Galapagos Researchers Find ‘Extinct’ Tortoises Alive

A giant tortoise named "Lonesome George" is seen in the Galapagos islands, an archipelago off Ecuador's Pacific coast. The remote islands draw an estimated 100,000 visitors a year eager for a glimpse of the unique creatures and flora that Darwin called "a little world within itself." (AP Photo/Galapagos National Park, File)

A giant tortoise named "Lonesome George" is seen in the Galapagos islands, an archipelago off Ecuador's Pacific coast. The remote islands draw an estimated 100,000 visitors a year eager for a glimpse of the unique creatures and flora that Darwin called "a little world within itself." (AP Photo/Galapagos National Park, File)

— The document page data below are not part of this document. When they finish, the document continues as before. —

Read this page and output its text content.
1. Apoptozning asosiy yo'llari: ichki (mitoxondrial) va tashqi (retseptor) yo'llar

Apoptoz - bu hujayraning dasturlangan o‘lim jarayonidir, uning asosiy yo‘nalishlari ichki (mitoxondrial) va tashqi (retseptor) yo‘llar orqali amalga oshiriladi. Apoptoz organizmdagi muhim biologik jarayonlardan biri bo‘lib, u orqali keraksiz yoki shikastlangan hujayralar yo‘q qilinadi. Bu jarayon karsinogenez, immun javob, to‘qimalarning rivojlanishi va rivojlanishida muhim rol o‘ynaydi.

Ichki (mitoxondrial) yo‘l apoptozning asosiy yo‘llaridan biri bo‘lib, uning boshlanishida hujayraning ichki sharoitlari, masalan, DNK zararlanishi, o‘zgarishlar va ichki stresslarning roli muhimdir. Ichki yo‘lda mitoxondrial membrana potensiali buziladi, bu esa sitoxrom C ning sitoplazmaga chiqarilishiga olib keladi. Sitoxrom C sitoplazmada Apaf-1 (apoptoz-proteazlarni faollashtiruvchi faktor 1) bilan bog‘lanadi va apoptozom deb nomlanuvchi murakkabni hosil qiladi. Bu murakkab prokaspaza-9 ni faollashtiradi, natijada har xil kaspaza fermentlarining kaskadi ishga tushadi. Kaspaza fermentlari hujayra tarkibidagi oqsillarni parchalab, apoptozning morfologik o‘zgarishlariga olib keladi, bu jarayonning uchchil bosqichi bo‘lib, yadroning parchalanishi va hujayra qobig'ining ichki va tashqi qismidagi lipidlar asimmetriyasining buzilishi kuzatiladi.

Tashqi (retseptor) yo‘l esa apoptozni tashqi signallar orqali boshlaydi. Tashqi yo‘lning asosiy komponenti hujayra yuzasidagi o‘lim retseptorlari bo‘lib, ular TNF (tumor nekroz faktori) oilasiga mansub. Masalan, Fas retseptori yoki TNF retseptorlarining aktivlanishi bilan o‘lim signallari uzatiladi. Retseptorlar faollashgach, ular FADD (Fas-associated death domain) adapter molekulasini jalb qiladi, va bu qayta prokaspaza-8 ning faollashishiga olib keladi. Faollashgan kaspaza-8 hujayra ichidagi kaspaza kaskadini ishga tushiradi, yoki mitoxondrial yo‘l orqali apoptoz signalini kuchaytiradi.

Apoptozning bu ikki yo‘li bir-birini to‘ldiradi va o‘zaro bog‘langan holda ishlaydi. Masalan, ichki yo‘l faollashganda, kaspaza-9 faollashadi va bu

Scientists have located members of a giant Galapagos tortoise species thought to have gone extinct in the 1840s. Researchers who tested the DNA of 1,600 tortoises on the Galapagos island of Isabela found that at least 84 were offspring of a species that originally lived on Floreana Island. It was previously believed that poachers had wiped out the tortoises. “To have a species that was thought to be extinct in the middle of the 1800s come back is amazing,” one researcher told the paper.

Whalers decimated the Floreana population of tortoises in the years after naturalist Charles Darwin made his famous voyage in 1835. Researchers speculate that some escaped from the ships and made their way to Isabela, where their descendants now survive. Researchers eventually hope to resettle them back on their native island.